Morning all. Running a little bit slow today. I oddly enough had dreams of missing my alarm most of the night. And when I woke up I realized I hadn’t set the alarm. Apparently that was my brain’s way of telling me it had not been set. Not helpful, but interesting at least. And so we start a new week. Soon, thee will be much coffee. For now, there is a prompt. Timers at the ready and off we go.
I like this. I don’t know why someone is shooting at Marcus with lasers but I think we are about to find out this isn’t earth. maybe I’ll figure out why he is being attacked then. I didn’t see this story line coming and I rather like it. Not a bad way to start the week.
Monday, August 14th: The air smelled lightning charged.
The air smelled lightning charged. For a moment he wondered if he arrived after a lightning strike. ‘Stupid,’ he thought. ‘Not a cloud in the sky.’
Still Marcus found his gaze creeping skyward. It was an inky black dotted with stars. Clear, dark and completely devoid of storm clouds. ‘So probably not lightning,’ he thought.
The path was well lit despite the darkness of the night. There was no moon tonight but thesun provided the illumination for the solar powered lights to each side of the path. They were small things, but they gave off a cheery glow and made him less paranoid about going into the woods at night.
He knew, theoretically, that there were no large predators out this way. He looked up the details of the flora and fauna before agreeing to come out here. He saw several references with the word once, so he found himself looking up statistics and found that most of the larger wildlife, both predator and prey were hunted out of this area and the rest were more or less pushed out due to development.
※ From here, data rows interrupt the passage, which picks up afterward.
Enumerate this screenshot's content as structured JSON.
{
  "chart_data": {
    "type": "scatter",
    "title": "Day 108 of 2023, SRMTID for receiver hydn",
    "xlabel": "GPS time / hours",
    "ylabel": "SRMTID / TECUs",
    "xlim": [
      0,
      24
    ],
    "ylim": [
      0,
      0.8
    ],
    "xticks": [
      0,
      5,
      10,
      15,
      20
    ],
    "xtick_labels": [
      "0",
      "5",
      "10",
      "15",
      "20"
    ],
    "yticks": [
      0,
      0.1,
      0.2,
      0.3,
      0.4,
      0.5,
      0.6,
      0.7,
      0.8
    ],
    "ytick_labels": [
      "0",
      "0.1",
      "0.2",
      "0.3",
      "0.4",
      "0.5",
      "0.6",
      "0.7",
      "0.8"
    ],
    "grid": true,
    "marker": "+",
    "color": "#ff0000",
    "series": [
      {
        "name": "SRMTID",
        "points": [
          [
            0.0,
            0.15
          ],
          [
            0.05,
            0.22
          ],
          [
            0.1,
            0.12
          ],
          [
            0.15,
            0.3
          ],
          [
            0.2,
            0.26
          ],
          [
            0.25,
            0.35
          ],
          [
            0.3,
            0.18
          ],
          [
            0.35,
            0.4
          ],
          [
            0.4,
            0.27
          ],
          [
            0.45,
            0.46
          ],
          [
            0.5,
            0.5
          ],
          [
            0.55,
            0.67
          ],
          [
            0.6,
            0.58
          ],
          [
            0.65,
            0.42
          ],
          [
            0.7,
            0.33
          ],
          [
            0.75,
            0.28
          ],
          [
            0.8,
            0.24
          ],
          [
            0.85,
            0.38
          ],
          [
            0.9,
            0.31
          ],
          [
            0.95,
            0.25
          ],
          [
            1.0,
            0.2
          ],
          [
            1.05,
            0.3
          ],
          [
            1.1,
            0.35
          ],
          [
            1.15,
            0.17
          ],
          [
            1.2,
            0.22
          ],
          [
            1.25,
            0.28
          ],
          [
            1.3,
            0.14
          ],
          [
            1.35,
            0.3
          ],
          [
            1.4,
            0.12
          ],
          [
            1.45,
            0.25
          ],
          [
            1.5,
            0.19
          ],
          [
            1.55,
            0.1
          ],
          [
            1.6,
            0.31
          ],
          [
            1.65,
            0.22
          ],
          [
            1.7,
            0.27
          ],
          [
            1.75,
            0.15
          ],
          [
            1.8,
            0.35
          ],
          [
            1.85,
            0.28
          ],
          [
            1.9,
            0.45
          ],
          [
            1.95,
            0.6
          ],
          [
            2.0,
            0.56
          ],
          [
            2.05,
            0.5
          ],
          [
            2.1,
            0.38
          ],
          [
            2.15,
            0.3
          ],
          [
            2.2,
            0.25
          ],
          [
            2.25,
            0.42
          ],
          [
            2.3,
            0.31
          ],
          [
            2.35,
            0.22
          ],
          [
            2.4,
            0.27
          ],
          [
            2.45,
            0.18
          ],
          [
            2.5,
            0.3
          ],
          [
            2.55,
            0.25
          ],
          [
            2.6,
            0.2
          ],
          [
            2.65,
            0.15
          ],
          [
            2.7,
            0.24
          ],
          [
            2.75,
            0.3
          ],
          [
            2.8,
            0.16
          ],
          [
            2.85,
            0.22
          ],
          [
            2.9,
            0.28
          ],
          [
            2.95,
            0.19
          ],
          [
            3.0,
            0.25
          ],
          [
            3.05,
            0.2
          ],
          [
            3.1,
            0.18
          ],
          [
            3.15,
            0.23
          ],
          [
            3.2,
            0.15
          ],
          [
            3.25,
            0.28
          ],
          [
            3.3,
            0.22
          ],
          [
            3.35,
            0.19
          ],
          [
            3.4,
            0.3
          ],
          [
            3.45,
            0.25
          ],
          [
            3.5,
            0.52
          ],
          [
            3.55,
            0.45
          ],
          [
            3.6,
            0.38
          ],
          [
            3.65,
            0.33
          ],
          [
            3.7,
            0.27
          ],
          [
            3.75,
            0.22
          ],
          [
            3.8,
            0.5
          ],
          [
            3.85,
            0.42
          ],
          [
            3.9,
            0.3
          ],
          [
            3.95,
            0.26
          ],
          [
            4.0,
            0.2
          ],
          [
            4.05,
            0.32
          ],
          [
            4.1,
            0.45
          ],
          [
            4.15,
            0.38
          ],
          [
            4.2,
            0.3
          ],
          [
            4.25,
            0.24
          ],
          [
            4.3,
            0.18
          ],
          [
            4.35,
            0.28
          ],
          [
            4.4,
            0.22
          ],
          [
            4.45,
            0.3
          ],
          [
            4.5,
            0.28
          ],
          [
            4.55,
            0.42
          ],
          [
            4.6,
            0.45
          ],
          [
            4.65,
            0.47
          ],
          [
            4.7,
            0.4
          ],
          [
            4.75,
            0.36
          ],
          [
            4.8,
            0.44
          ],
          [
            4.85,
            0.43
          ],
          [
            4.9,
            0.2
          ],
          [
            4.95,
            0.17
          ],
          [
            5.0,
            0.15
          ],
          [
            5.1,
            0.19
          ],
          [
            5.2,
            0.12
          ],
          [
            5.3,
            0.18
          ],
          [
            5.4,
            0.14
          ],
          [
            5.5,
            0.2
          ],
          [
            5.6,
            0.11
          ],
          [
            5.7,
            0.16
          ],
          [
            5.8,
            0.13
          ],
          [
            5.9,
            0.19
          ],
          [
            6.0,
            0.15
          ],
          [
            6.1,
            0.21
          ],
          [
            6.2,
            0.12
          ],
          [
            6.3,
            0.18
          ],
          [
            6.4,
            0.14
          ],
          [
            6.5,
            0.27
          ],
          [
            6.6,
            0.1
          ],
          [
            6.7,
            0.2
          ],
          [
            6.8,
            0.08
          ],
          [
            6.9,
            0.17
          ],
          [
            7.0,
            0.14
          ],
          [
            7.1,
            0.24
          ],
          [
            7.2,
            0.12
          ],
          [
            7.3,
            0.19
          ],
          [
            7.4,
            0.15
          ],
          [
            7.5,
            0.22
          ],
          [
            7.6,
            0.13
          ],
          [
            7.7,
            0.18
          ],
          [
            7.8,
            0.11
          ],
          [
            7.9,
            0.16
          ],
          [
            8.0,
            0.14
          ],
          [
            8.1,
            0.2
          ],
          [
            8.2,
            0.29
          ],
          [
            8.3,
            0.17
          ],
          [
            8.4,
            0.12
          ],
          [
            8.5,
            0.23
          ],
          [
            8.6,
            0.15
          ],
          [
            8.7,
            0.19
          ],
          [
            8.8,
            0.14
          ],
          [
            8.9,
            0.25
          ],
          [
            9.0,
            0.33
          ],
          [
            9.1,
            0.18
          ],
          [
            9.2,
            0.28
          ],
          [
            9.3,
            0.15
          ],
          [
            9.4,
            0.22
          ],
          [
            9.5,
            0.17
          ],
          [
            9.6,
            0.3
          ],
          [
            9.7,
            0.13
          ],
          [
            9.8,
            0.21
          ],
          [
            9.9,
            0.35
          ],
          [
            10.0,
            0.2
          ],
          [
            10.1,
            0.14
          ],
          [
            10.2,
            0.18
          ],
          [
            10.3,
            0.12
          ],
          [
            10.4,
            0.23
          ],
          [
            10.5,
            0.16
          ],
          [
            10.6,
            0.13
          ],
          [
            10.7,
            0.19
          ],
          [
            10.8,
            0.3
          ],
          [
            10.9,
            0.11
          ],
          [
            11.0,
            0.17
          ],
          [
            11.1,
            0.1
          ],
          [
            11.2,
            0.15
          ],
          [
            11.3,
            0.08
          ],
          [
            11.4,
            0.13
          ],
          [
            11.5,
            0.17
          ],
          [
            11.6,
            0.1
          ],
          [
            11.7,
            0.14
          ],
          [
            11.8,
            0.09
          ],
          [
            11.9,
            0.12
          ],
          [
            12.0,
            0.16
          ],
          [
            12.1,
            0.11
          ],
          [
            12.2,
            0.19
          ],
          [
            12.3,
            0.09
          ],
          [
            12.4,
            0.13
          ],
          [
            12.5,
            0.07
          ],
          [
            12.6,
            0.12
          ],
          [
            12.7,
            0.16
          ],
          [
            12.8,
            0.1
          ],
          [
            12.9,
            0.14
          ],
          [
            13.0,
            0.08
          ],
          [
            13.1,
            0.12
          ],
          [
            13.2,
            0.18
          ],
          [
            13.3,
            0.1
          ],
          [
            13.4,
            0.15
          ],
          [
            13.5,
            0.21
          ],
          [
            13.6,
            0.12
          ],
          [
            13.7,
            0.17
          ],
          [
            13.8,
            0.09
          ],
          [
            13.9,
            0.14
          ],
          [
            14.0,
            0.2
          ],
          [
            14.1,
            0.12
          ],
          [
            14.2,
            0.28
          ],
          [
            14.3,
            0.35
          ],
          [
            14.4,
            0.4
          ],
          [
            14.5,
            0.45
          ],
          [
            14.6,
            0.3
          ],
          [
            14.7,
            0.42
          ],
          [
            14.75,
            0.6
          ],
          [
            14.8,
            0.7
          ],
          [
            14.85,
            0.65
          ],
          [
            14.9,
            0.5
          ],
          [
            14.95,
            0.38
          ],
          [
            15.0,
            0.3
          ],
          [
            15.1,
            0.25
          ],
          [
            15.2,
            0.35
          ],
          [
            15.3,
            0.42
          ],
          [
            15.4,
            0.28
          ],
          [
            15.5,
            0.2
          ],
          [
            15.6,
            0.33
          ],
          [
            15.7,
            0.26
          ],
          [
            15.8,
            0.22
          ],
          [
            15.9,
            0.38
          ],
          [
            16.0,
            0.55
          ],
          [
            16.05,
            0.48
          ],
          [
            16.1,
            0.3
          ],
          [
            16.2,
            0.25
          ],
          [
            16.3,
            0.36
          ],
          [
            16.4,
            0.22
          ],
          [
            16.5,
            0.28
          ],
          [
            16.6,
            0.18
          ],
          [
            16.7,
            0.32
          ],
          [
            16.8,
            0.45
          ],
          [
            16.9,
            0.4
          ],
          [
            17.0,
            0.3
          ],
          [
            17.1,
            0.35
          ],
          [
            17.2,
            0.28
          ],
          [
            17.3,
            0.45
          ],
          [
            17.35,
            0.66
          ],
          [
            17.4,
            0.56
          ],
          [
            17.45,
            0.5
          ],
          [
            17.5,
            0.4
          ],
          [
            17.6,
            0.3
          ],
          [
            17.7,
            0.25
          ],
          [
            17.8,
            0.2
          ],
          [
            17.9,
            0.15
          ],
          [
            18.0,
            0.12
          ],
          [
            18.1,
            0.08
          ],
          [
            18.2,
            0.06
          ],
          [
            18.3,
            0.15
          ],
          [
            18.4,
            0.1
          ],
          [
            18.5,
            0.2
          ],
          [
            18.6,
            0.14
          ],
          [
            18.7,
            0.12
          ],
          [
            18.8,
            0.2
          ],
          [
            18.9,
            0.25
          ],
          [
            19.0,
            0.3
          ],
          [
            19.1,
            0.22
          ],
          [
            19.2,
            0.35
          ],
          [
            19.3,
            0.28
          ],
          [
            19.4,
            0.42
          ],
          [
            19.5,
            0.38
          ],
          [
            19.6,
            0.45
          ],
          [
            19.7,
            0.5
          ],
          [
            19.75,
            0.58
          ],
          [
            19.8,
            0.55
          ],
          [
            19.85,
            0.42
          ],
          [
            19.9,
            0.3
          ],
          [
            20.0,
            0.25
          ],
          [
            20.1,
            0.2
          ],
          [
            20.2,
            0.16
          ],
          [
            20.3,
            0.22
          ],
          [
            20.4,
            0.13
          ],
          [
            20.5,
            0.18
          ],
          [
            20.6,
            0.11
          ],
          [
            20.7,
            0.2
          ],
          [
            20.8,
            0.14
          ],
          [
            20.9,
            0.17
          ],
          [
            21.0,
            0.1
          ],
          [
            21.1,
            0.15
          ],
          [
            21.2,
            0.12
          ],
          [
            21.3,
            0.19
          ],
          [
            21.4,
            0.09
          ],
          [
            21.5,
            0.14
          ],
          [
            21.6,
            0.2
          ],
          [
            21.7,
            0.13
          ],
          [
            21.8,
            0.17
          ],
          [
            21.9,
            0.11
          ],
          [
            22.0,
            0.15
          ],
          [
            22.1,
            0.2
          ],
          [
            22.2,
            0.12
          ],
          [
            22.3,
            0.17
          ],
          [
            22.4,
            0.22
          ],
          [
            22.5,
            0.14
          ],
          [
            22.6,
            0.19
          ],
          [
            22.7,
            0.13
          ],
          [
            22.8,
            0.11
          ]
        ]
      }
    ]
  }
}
While he could resent that from an ecological point of view, from a personal one, on this night, he was glad there seemed to be nothing in the woods. Marcus was a city boy at heart. His few ventures into the wild when younger had not ended well. In fact on one of the hikes he had been taken on when young, the leader of their party had a heart attack and died when they were cutting cross country. While they tried to get back to civilization, retracing their steps didn’t work. They became horribly lost.
They wandered for four days before the rescue teams found them.
It was not an experience Marcus ever wished to repeat. So, in addition to looking up wildlife in the area, Marcus studied the maps of the surrounding countryside. He didn’t anticipate leaving this path, but if he did, he could find every road in the vicinity as well as any necessary safety stations.
The knowledge quelled some of the panic he felt at being asked to once again venture into the woods. It was, truth be told, the first time he had ventured out of the city since the ill-fated camping incident when he was nine. He was finding the solar lights at the edge of the pathway far more comforting than he wanted to admit.
The path turned and he saw that one of the solar lights was knocked askew, its spike no longer buried in the dirt and its panel facing upwards. He couldn’t stand the sight and knelt down to fix it. The thought of all the lights being knocked out and the clear cut pathway disappearing filled his thoughts. He straightened the light and planted the spike firmly back int the ground. The act steadied him.
It also saved his life.
He felt a flash of heat, just over his head. The tree behind him burst into a flash of flame. The flame died, the wood too wet to burn, but he knew now why the lightning strike scent rode the air. Someone was shooting. Someone meant to kill him. He turned and sprinted off the path and into the woods, his mind calling up the map of the area, guiding him away from the settlement and into the woods.